There is a bunch of construction on one of the streets I drive on when I drive to work.  The traffic gets backed up and I think it adds some time to my commute.  The thing that is interesting to me is the number of times I have found myself stuck there and what happens.

Things in the mind happen so fast that it can be hard to tell what comes first.  I think the first thing is “Oh, right, this construction”—almost like I am there for the first time.  “Hmmm.  OK.”  Then almost immediately there is a thought that I should have remembered and taken a different route, a bit of disbelief and disdain that I am not more on top of things and didn’t avoid this, that if I were a better yogi, I would be paying attention.  I have gotten pretty good at recognizing this sort of thinking that doesn’t really serve any purpose other than making me feel bad and actually isn’t really true—it takes me out of my real experience and starts trouble.

I have concluded that it must not really be that important to me whether I end up in that traffic or not because if it were important, I would probably remember.  I remember lots of things.  In actuality, it doesn’t cause me any difficulty, I haven’t been late to anything, I’m just there in my car amongst the other cars, listening to Cheri Huber podcasts.  There’s nothing wrong.  This very minor experience has confirmed for me that something isn’t a problem unless I think it’s a problem.  And there is some part of me that would make everything a problem, but I don’t have to fall for it. 

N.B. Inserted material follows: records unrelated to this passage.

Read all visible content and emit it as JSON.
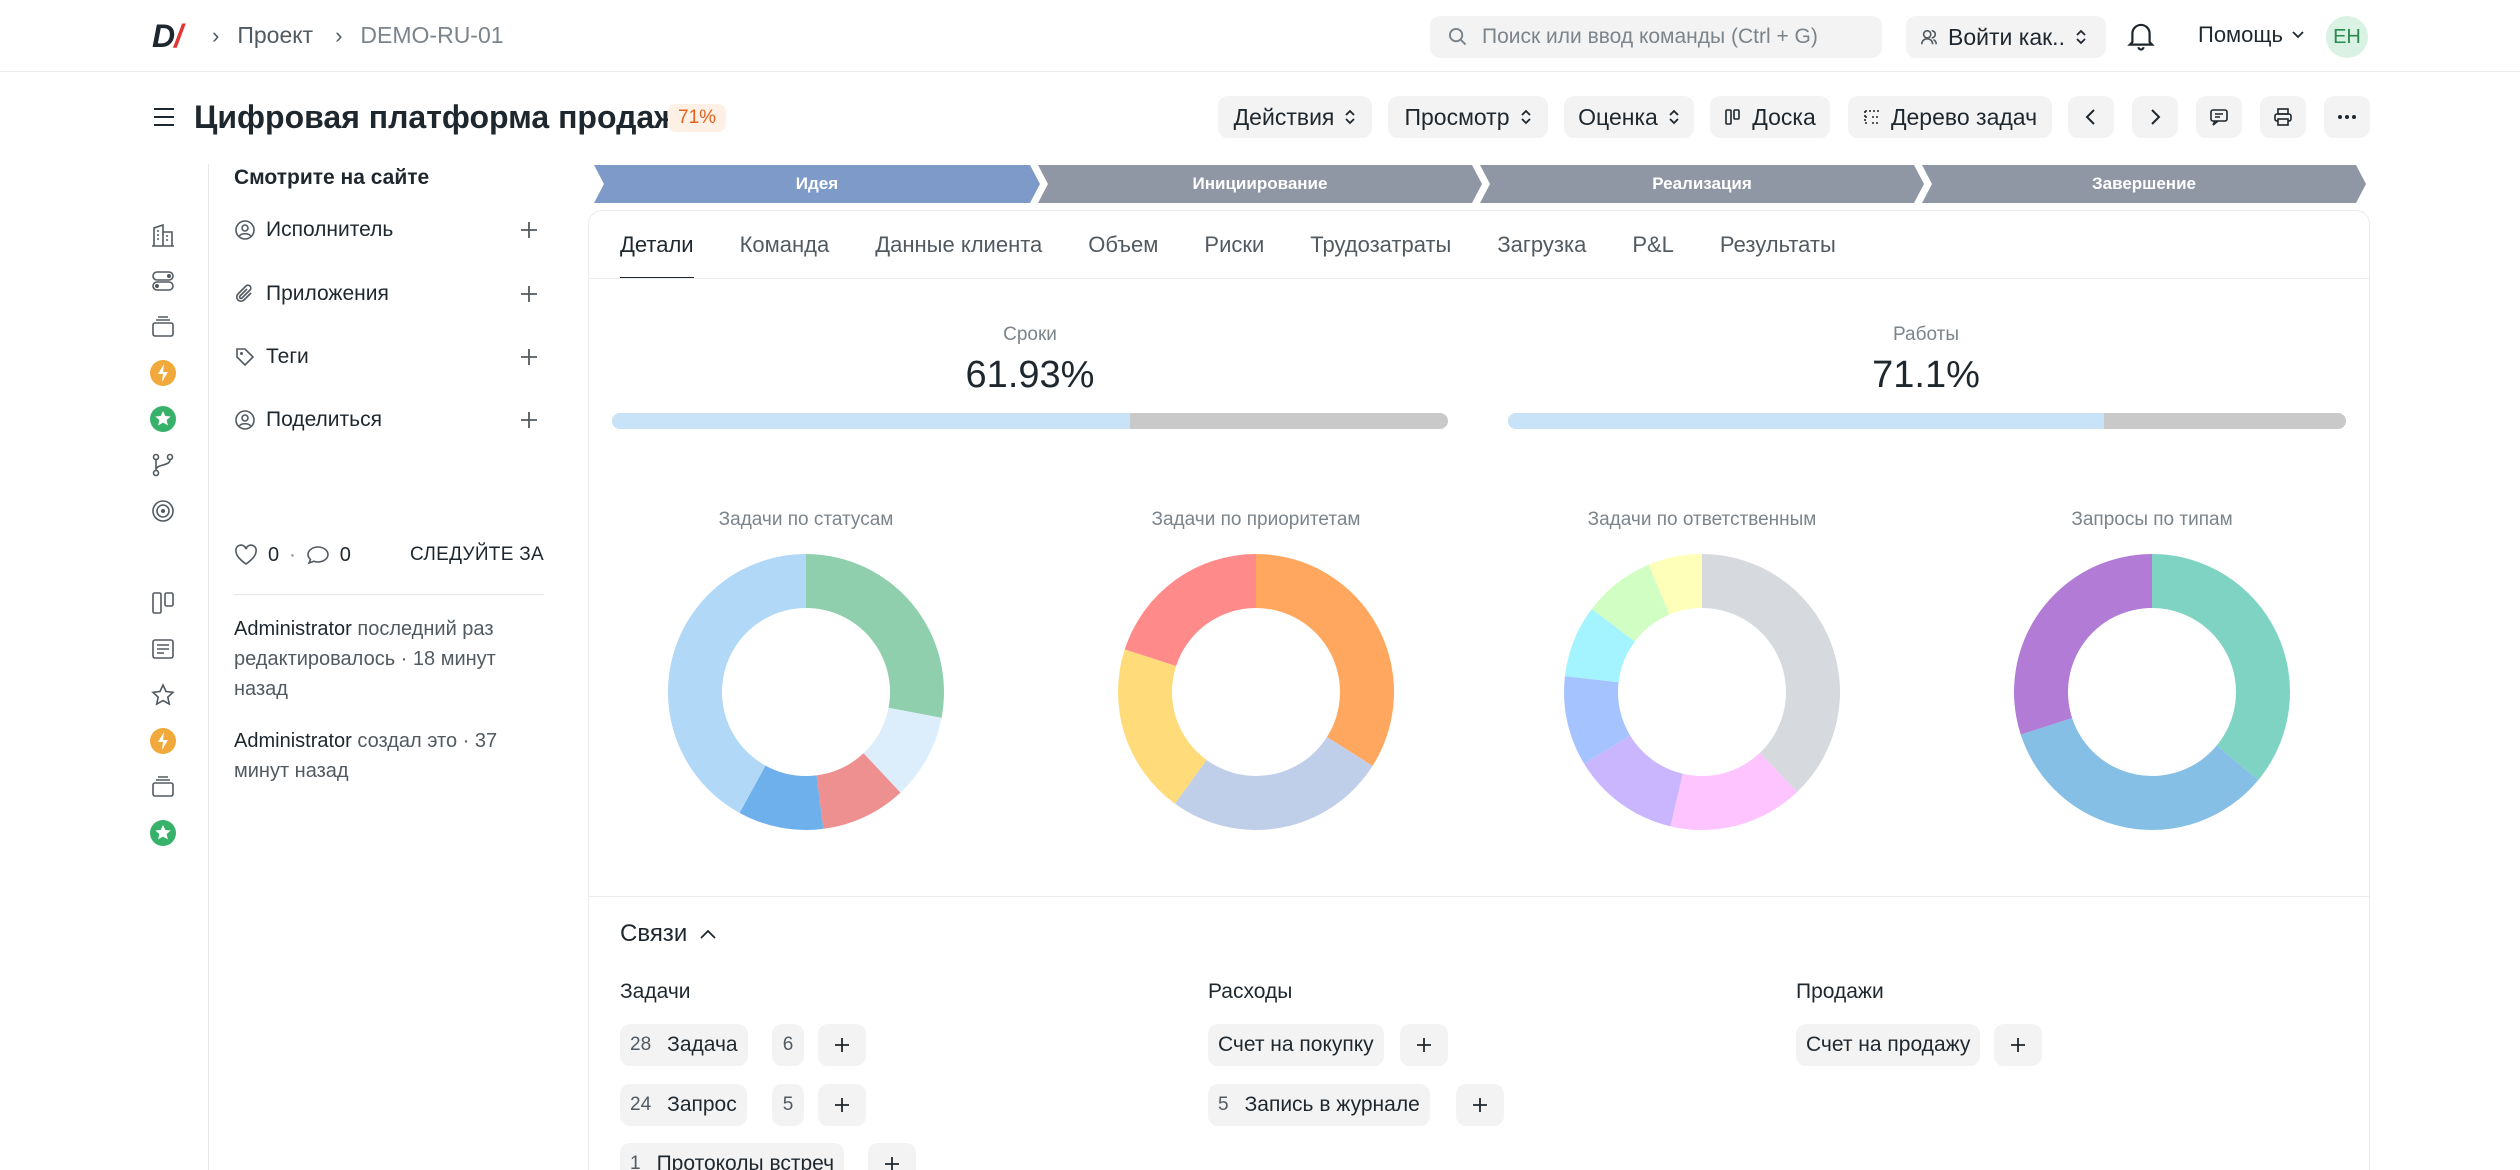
{
  "nav": {
    "logo_main": "D",
    "logo_slash": "/",
    "breadcrumb": [
      "Проект",
      "DEMO-RU-01"
    ],
    "search_placeholder": "Поиск или ввод команды (Ctrl + G)",
    "login_as": "Войти как..",
    "help": "Помощь",
    "avatar": "EH"
  },
  "header": {
    "title": "Цифровая платформа продаж",
    "percent_badge": "71%",
    "buttons": {
      "actions": "Действия",
      "view": "Просмотр",
      "rating": "Оценка",
      "board": "Доска",
      "tree": "Дерево задач"
    }
  },
  "sidebar": {
    "heading": "Смотрите на сайте",
    "items": [
      {
        "label": "Исполнитель",
        "icon": "user-circle-icon"
      },
      {
        "label": "Приложения",
        "icon": "paperclip-icon"
      },
      {
        "label": "Теги",
        "icon": "tag-icon"
      },
      {
        "label": "Поделиться",
        "icon": "share-user-icon"
      }
    ],
    "likes": "0",
    "comments": "0",
    "follow": "СЛЕДУЙТЕ ЗА",
    "activity": [
      {
        "who": "Administrator",
        "text": " последний раз редактировалось · 18 минут назад"
      },
      {
        "who": "Administrator",
        "text": " создал это · 37 минут назад"
      }
    ]
  },
  "stages": [
    "Идея",
    "Инициирование",
    "Реализация",
    "Завершение"
  ],
  "tabs": [
    "Детали",
    "Команда",
    "Данные клиента",
    "Объем",
    "Риски",
    "Трудозатраты",
    "Загрузка",
    "P&L",
    "Результаты"
  ],
  "kpis": [
    {
      "label": "Сроки",
      "value": "61.93%",
      "fraction": 0.6193
    },
    {
      "label": "Работы",
      "value": "71.1%",
      "fraction": 0.711
    }
  ],
  "chart_data": [
    {
      "type": "pie",
      "title": "Задачи по статусам",
      "values": [
        28,
        10,
        10,
        10,
        42
      ],
      "colors": [
        "#8fcfae",
        "#dceefb",
        "#ee9090",
        "#6db0ec",
        "#b2d8f7"
      ]
    },
    {
      "type": "pie",
      "title": "Задачи по приоритетам",
      "values": [
        34,
        26,
        20,
        20
      ],
      "colors": [
        "#ffa75e",
        "#c0cfe9",
        "#ffdb7a",
        "#ff8a8a"
      ]
    },
    {
      "type": "pie",
      "title": "Задачи по ответственным",
      "values": [
        36,
        15,
        12,
        10,
        8,
        8,
        6
      ],
      "colors": [
        "#d6d9de",
        "#fdc4ff",
        "#c9b6ff",
        "#a5c4ff",
        "#a3f4ff",
        "#d1ffc3",
        "#feffb8"
      ]
    },
    {
      "type": "pie",
      "title": "Запросы по типам",
      "values": [
        36,
        34,
        30
      ],
      "colors": [
        "#7ed3c3",
        "#85bfe5",
        "#b27cd6"
      ]
    }
  ],
  "links": {
    "title": "Связи",
    "groups": {
      "tasks": {
        "title": "Задачи",
        "rows": [
          {
            "count": "28",
            "label": "Задача",
            "extra": "6"
          },
          {
            "count": "24",
            "label": "Запрос",
            "extra": "5"
          },
          {
            "count": "1",
            "label": "Протоколы встреч"
          }
        ]
      },
      "expenses": {
        "title": "Расходы",
        "rows": [
          {
            "label": "Счет на покупку"
          },
          {
            "count": "5",
            "label": "Запись в журнале"
          }
        ]
      },
      "sales": {
        "title": "Продажи",
        "rows": [
          {
            "label": "Счет на продажу"
          }
        ]
      }
    }
  }
}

Asmita (I-am-ness) is one of the kleshas or obstacles to happiness.  This refers to lots of things, but part of it is thinking that I can control things, that things depend on me.  I think this relates to my traffic experience.  Asmita is thinking that I can have the experience I want, the right experience, if I do everything right.  In this frame of mind, I have to be extremely vigilant all the time because every choice has dire consequences.  As it turns out, the experience I have doesn’t have anything to do with what I do.  I can have the experience of okayness at any time doing anything.  Well, at least, theoretically.  It seems to be true when I drive down 148th morning after morning.